All Cases My Projects / 00

    Project category: Office

    Furniture: CH88 smoked oak, black frame. CH163 walnut/black leather. CH22 walnut/black paper cord. KK48650 Addition sofa/walnut frame/leather. MG501 Cuba chair/oak/cotton webbing. OW150 daybed walnut stain finish/leather cushion. CH20 Elbow chair/oak/leather. CH56 barstool/oak/leather.

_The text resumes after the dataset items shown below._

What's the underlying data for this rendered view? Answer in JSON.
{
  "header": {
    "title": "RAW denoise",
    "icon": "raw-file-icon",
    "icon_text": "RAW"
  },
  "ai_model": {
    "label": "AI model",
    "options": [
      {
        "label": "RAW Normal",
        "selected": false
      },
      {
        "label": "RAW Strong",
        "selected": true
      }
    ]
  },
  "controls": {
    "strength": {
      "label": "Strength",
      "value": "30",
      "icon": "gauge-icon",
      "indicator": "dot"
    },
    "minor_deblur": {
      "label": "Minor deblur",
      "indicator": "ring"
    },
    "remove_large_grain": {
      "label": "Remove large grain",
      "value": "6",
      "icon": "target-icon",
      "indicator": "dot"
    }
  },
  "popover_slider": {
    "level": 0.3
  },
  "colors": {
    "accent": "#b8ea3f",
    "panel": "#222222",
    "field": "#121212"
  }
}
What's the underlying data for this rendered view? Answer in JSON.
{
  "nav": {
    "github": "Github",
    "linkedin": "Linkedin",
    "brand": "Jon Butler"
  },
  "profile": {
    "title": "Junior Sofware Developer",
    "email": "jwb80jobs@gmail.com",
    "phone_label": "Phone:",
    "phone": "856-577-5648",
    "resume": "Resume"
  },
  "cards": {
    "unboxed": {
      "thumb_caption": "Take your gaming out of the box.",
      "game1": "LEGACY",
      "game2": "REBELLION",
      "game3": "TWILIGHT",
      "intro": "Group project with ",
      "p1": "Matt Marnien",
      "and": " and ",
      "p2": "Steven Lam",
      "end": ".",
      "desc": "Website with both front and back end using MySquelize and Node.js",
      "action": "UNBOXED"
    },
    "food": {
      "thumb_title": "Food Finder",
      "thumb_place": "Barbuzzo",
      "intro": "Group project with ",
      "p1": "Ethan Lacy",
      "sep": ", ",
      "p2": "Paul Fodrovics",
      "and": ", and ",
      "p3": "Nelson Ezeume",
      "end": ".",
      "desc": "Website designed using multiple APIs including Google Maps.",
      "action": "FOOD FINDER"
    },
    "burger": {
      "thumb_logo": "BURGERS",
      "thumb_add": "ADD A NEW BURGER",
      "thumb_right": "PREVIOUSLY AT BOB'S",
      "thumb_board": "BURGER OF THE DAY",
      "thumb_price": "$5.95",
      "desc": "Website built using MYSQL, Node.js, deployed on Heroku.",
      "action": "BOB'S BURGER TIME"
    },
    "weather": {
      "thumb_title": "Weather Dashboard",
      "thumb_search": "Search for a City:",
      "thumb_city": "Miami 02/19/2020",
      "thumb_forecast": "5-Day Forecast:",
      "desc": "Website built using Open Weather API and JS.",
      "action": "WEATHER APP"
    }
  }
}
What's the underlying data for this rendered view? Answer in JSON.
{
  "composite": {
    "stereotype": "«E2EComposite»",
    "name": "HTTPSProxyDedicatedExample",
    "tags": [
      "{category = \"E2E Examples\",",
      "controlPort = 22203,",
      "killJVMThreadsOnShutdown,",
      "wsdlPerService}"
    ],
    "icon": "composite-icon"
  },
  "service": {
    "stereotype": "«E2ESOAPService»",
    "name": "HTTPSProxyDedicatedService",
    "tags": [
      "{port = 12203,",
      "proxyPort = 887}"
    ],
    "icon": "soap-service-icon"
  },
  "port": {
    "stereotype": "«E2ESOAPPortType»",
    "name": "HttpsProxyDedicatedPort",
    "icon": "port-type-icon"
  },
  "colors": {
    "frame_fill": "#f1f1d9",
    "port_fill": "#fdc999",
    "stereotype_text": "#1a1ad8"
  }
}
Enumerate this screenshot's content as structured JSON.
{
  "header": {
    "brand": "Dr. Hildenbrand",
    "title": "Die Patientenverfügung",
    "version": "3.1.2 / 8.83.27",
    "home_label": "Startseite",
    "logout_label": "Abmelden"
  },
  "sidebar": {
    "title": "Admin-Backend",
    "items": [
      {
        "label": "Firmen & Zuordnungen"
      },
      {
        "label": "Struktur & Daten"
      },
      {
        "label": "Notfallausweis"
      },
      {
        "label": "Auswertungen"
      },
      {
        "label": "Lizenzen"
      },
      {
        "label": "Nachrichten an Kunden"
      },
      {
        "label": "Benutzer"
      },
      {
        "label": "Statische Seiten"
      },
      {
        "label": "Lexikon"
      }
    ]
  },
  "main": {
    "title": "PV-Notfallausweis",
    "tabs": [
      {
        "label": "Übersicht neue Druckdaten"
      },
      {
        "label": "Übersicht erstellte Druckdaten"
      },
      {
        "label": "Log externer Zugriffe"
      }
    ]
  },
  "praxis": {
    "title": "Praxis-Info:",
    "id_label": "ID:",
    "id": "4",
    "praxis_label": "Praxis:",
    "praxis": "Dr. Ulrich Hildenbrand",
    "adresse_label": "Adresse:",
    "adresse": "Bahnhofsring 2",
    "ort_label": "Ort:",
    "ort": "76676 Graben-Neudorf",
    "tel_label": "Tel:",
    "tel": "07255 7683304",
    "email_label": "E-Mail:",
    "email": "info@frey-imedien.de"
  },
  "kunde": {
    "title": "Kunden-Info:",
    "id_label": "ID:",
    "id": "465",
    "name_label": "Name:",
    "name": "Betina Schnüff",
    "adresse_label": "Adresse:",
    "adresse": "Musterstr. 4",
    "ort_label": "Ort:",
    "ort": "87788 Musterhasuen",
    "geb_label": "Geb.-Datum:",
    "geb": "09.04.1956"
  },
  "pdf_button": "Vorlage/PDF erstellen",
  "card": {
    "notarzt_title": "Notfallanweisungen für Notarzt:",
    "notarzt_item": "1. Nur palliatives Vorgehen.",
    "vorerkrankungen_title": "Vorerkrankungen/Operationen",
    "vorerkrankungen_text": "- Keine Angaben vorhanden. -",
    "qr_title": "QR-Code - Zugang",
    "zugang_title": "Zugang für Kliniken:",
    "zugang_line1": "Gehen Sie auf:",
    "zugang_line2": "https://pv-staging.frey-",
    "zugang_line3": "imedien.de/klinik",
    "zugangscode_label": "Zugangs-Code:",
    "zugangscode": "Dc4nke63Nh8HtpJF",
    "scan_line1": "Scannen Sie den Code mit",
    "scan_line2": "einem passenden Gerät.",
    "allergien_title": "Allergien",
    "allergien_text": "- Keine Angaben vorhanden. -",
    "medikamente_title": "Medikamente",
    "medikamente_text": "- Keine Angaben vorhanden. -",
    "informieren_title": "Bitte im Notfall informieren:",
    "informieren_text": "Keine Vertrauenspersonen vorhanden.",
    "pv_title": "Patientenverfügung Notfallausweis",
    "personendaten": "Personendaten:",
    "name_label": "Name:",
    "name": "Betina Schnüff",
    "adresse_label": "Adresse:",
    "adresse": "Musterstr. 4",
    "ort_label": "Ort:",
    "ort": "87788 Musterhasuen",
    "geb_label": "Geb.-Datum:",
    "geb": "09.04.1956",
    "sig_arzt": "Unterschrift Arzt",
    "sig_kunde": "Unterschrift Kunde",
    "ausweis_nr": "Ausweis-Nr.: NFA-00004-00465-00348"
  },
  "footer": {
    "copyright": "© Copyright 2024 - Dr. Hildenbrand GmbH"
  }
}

    Location: 248 Ferndale Road, London SW9 8FR, UK

    Architect: Squire & Partners


    In summer 2017 architects Squire and Partners moved their 220 staff to a new home in Brixton, London. Having purchased a dilapidated Edwardian department store two years previously, the practice entirely reimagined the space allowing the existing fabric and layers of history to inform the new design. Collaborating with craftspeople and furniture makers, the restored and extended building provides an exciting array of work and event spaces for the various design disciplines within the practice. Approaching the design the architects allowed the narrative and history of the existing building to guide the process. Stripping the building back to its raw state revealed a decayed grandeur and an extraordinary commitment to craft and detail by the original artisans of the day and many of these elements have been kept. On the exterior e.g. incrementally added shop fronts and layers of paint were removed to reveal original brickwork, stone, marble and terracotta. Inside invaluable elements such as original 111 year old mahogany and teak parquet flooring, a grand tiled central staircase, a series of cast iron radiators and a remarkable patina of colours have been preserved.


    The Department Store represents the exceptionally successful union between a grand nineteenth-century building and a contemporary creative company – with layout and furnishings elegantly matching the beauty of the original architecture. The classic department store architecture characterized by expansive rooms on all floors has been preserved – with views of the open spaces from reception. The furniture includes Kaare Klint's Addition Sofa upholstered in custom Moore & Giles green leather, Wegner's CH63 sofa in black leather and CH22 with a seat of black paper cord. The rust-colored Window Diamond rug by Laguna features a bespoke pattern based on existing windows in The Department Store, designed by Squire and Partners.

    CH88 – in a special edition with applied color stain – has been used as a conference and meeting room chair throughout the building, for example on the second floor where the graphically stringent chair perfectly matches the original mahogany parquet flooring from 1906.

    CH88 is also found on the first floor where the chair enters into an interesting dialogue with a contemporary installation – a structural diagram of the glazed dome on the rooftop – made with black electrical tape and designed by Squire and Partners.

    Morten Gøttler's flexible folding chair with its seat and back made of cotton webbing next to a Corbusier sofa table constitutes one of the many informal meeting places in the building.


    ’’On discovering the former Bon Marche furnishings building in Brixton, we fell in love with the idea of collaborating with furniture makers who were producing pieces during the lifespan of the building, and who shared our values of craft and materiality. 

    The redevelopment of The Department Store is a celebration of art and making, and we felt that the ethos of Carl Hansen & Søn resonated with our approach to heritage and the handmade, as well as design which reflects modern digital craft. 

    Working closely with Carl Hansen & Søn throughout the design process, we were able to curate a furniture collection which inspires and delights visitors, and creates a dialogue between masters and apprentices from the great Hans J. Wegner and Kaare Klint in Denmark to Maruni in Japan. During the course of several visits to Denmark, bespoke pieces were commissioned with special permission from the Wegner family, and a limited edition brass plaque was introduced to mark the collection."